-
Lawyers are seeking angry investors to take part in class action lawsuits
-
But CrowdStrike's customers may face a tougher time seeking compensation for losses
-
Analysts said ripple impacts could include revisions to vendor and enterprise security practices
Lawyers are gearing up to kick cloud cybersecurity company CrowdStrike (CRWD:NASDAQ) while it’s down, soliciting claims from investors angry about the impact last week’s outage had on their stock in the company. But customers may face a tougher road to recouping revenue lost during the blackout (or, should we say, "blue-out").
At least half a dozen law firms posted notices soliciting participants in class action securities lawsuits. These included New York City-based Pomerantz LLP and Bronstein, Gewirtz & Grossman, LLC, both of which are known for representing investor interests in court. Pomerantz, for instance, was recently named lead counsel in a case against Alphabet which alleges Google misled investors about the sustainability of its revenue trajectory.
As Dell’Oro Group Senior Research Director Mauricio Sanchez put it, enterprising law firms are “smelling blood” in the water. And the sharks are circling.
The firms did not immediately respond to a request for comment about what exactly they’re looking for in terms of claims. However, CrowdStrike’s stock has plunged more than 25% since news of the outage broke, falling from a share price of around $345 on July 18, 2024, at 8:00 PM ET, to approximately $270 Tuesday, July 23 in the morning.
Customers could be out of luck
While investors can look to law firms to make their case, CrowdStrike customers could have a tougher time securing compensation for damages incurred during the outage thanks to CrowdStrike’s terms and conditions.

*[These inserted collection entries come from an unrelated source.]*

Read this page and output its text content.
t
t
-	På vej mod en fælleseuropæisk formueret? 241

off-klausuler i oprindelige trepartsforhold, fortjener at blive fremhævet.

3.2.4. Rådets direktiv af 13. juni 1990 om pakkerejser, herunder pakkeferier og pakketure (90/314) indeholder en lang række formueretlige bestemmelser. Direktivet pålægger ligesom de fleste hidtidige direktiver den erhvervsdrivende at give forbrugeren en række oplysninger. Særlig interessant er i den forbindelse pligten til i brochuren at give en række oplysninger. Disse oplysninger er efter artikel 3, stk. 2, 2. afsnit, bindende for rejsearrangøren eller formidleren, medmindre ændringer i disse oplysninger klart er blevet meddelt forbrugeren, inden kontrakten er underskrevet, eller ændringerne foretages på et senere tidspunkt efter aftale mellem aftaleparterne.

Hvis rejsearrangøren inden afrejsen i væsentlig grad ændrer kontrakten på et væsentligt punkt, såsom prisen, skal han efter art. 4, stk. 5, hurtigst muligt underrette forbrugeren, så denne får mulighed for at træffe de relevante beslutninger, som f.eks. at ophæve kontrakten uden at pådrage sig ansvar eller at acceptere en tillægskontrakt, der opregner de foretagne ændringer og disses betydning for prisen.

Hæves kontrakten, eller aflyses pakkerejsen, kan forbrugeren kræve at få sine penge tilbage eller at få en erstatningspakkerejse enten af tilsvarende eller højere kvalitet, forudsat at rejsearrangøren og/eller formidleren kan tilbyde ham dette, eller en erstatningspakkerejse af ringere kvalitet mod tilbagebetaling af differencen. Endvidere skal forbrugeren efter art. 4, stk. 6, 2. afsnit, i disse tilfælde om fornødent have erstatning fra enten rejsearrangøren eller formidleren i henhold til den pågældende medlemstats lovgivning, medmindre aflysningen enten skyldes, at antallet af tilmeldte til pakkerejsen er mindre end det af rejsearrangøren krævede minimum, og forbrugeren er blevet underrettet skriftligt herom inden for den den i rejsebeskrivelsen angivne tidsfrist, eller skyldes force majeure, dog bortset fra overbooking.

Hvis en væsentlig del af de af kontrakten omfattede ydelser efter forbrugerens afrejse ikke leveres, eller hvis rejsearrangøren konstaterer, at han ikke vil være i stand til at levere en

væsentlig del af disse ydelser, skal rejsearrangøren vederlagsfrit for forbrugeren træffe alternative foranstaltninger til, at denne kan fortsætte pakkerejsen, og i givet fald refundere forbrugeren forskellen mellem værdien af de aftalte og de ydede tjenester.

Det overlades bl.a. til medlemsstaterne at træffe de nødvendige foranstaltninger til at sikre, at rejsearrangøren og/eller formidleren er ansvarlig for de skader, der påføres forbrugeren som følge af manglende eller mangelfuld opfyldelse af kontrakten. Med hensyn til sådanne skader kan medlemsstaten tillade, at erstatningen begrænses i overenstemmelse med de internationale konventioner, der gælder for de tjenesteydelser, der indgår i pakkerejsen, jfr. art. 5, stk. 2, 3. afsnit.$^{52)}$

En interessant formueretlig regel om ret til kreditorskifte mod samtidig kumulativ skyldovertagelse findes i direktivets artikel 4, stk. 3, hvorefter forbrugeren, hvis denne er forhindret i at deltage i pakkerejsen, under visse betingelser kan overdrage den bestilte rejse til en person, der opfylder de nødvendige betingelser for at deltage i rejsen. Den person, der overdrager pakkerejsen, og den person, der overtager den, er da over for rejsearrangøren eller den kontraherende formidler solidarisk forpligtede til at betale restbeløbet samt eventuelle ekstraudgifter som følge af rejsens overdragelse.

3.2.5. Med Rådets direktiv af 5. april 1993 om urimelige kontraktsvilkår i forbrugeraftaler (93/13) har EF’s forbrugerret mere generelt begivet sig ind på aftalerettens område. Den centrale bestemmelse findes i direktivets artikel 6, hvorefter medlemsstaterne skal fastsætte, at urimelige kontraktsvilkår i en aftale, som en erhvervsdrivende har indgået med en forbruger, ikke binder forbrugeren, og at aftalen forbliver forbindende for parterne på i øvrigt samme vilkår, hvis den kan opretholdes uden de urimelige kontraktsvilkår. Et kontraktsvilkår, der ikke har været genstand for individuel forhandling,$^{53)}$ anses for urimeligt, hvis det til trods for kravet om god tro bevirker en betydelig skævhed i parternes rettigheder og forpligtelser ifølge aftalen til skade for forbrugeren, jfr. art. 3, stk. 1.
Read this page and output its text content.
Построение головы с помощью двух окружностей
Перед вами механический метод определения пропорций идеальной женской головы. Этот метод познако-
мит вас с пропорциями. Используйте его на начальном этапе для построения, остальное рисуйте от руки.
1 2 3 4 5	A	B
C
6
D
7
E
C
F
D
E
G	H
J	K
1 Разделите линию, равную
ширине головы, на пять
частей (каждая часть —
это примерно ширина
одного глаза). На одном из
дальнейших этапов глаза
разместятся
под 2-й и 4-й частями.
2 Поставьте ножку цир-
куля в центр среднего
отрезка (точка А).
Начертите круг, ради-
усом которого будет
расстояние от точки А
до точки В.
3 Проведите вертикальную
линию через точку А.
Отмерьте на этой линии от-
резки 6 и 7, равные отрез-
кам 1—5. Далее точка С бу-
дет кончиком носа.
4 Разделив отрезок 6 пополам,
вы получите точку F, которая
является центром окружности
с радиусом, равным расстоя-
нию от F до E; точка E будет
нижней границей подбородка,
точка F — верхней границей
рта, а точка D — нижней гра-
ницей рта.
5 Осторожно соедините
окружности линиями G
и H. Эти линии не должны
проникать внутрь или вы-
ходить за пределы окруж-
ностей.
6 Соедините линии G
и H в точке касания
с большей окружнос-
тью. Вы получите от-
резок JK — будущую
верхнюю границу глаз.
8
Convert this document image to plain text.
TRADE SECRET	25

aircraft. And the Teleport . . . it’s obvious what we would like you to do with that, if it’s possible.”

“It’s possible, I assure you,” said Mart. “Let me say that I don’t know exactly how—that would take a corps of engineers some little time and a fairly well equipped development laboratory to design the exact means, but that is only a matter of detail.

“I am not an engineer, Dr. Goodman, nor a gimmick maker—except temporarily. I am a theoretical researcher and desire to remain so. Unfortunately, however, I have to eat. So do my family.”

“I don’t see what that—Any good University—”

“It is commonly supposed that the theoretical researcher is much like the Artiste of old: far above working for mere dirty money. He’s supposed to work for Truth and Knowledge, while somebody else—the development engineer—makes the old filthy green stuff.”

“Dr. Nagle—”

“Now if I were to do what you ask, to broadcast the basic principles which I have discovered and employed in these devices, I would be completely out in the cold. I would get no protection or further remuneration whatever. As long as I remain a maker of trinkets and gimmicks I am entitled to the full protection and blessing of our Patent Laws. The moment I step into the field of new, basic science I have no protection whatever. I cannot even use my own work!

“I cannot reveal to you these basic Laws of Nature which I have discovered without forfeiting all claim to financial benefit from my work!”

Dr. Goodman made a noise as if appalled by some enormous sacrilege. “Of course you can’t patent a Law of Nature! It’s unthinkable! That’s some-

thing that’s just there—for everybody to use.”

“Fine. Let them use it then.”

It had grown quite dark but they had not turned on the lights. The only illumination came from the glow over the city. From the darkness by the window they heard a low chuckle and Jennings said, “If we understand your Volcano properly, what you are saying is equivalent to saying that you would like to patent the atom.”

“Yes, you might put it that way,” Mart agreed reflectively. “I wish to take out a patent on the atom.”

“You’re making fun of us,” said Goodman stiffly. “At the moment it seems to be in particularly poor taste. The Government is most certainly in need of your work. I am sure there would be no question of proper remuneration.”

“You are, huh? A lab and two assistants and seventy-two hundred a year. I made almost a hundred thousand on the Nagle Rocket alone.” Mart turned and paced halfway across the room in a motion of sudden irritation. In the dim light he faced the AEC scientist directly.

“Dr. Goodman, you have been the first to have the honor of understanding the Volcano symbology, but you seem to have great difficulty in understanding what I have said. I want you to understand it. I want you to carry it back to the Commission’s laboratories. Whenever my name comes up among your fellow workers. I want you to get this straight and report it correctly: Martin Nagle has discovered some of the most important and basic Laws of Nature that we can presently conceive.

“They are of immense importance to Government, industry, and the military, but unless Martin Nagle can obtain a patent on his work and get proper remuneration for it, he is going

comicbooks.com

These explicitly state “neither party shall be liable to the other party…for any lost profits, revenue, or savings, lost business opportunities, lost data, or special, incidental, consequential, or punitive damages, even if such party has been advised of the possibility of such damages or losses or such damages or losses were reasonably foreseeable.”
Sanchez said it’s not likely that CrowdStrike will have much to pay – in dollars, at least.
“While it will be a miserable summer for CrowdStrike lawyers, as they defend themselves from customers with torches and pitchforks, I don’t see CrowdStrike having to pay much, if any, compensation,” he said. “Between customer agreements that are biased in favor of CrowdStrike, and the precedence of SolarWinds and its CISO recently beating back the SEC’s lawsuit, I think Crowdstrike will live for another day.”
He added the bigger issue for CrowdStrike’s future is keeping existing customer — and closing new customers
“I can’t imagine being a Crowdstrike salesperson trying to close a new customer,” Sanchez said. “Crowdstrike has become a household name for all the wrong reasons. It’s going to take time to rebuild the lost trust.”
Supply chain ripples
According to an analysis by supply chain risk company Interos, the CrowdStrike outage impacted a whopping 674,620 direct enterprise customers of either Microsoft or CrowdStrike, with 41% of those in the U.S. and another 27% in Europe.
The indirect impact footprint was exponentially larger, reaching some 49 million customers. The outage took down entities across industries including banking, transportation, healthcare and government.
While many were surprised by the extent of CrowdStrike’s reach, they shouldn’t have been. Gartner data showed CrowdStrike was the second largest endpoint protection platform vendor – behind Microsoft itself – in 2023, with a 14.7% market share. That put it well ahead of the likes of Trelix (6.6%), Trend Micro (3.9%) and Sophos (3.7%).
Gartner Senior Director Analyst Jon Amato told Fierce that the impacts of the outage will extend beyond the immediate remediation efforts.
“I think the big thing is that we’re going to start to see a far greater emphasis on quality assurance – not just from the vendor side, but also in the form of enterprise buyers demanding quality assurance process documentation and even (perhaps) some form of paper trail to ensure that the QA process was complied with,” he told Fierce. “That, coupled with a ‘trust but verify’ approach to roll outs of not only new agent versions, but also security content.”
He concluded “Rolling out security versions in a staged manner has been somewhat commonplace in the industry for many years, but as it was a corrupted channel file (in essence, a signature file) that was the final trigger for this global outage, I think we’ll see staged rollouts of security content becoming commonplace as well.”